You want your own beauty
boxed and delivered,
a thing you have to hold to believe.
The bodies of women
unfold from behind their shirts,
clothes nodding over the limbs of trees.
You want to lean into the lake of melted snow,
its dark surface marbled rosy.
You think this is beauty: to glide
when the ground is sharp
with stones.
Here is April cracked open for you:
The shivering and shrieking women call,
voices like beautiful fishing line unspooling.
You tell me you’re plainly yourself,
no artifice or costume, as you slide
your glasses into the sole of a shoe.
How could you use anything more
as a disguise? Not unfolded yet, you
want to be made of feathers,
like a duck, dark and slick.
Published by Little Patuxent Review
The Crowd
After Kara Walker’s Gone: An Historical Romance of a Civil War as It Occurred b’tweenthe Dusky Thighs of One Young Negress and Her Heart (1994)
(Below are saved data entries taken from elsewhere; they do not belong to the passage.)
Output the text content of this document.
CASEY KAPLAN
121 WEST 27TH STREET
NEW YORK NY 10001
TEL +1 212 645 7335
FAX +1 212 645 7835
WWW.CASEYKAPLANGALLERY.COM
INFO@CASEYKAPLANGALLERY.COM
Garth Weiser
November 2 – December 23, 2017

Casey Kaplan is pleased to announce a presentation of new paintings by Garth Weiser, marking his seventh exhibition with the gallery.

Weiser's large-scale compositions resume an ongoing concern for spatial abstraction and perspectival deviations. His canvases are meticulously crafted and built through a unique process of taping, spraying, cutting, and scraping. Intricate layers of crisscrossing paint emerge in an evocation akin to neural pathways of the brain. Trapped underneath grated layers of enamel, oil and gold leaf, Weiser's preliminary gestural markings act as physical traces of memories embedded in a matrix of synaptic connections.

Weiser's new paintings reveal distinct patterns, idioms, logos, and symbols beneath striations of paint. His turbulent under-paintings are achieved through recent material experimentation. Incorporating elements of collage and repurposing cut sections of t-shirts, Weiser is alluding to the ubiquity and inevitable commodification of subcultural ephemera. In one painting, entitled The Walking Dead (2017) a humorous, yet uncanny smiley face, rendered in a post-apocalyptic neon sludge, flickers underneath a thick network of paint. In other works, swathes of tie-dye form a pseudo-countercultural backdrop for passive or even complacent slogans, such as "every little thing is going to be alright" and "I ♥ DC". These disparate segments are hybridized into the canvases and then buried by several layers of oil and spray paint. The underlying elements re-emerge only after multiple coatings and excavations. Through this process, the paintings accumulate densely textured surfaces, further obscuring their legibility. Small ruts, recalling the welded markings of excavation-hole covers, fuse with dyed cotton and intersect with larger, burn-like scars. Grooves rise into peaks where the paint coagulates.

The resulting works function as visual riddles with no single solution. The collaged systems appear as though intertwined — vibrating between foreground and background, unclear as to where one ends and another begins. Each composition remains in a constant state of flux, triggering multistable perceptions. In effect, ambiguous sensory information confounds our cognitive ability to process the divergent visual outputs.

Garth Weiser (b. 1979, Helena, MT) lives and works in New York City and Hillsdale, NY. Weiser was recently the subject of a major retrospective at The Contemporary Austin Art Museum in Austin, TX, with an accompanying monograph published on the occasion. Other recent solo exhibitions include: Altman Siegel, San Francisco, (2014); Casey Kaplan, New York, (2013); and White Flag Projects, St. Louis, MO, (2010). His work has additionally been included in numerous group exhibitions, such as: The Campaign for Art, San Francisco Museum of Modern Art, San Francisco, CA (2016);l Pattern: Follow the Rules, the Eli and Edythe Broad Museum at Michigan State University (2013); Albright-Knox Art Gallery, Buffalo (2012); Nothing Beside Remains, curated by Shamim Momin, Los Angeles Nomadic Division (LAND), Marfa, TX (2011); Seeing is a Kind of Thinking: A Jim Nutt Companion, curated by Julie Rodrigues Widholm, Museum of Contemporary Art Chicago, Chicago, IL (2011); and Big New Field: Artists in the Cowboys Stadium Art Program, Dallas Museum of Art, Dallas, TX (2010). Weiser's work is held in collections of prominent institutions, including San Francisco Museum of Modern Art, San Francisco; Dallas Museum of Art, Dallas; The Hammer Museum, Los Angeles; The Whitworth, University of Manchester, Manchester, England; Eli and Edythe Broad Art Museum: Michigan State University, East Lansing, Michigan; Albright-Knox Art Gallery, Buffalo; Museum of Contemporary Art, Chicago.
Mothers, when you crowd together
I cannot hear you – you sound like waves.
Mothers, I have blood and water too.
I lift like rain misting off the road.
One mother says the water gathers at her thighs,
its fists bunched, and tells her who it eats
and who she’s eaten. There is no difference
between dry land and water but the story.
Mothers, there are so many of you
to enter the room of the body.
Who roots a man’s head to the ground
with her own head? Who gathers the flock
of her legs to lift herself up to a kiss?
Mothers, don’t leave me
in the grasses. My feet grow other feet.
My tongue cannot do what they ask.
One mother is rounded, a hulk, unhatched,
lifting another with thready arms.
One mother’s skin keeps the gray of the ocean inside.
Mothers, your feet will open
with so many stories – there are more shells
on the bottom in some places than others.
Each hilltop is an island.
Mothers, you will have to find a way
even if you don’t want to fly.
Which one of you reached the tree,
arm draped in moss and clothing?
Mothers, they’ll lift us and our brooms too
so they cannot see our feet on the ground.
They’ll bite us to taste the salt.
Published by pinwheel
Fable
After Kara Walker’s Freedom: A fable (1997)
Perhaps she would begin with the sea
(where did it go?), or the sweet
dim reprieve from the sun, or the rain
she cannot seem to move from beneath.
Or perhaps she would not want to say.
Her breast bare, she is instead
protecting her teeth: lips set,
the words moving below them like bees in a hive.
One hand is still waiting for the seed
of the other hand to stem.
Her body has not yet grown the boat.
When I close the book
her heel will lift and the shade tree
will close in quick winter.
The spine will just avoid breaking her in half.
Here is the fable:
the leg that stopped running
shades her face from the sun.
It has found no other escape but bark.
On the land she has built for her herself
she is safest in full sight. Blooming
everything usable from her own body.
The flower in the hand she has left is for us.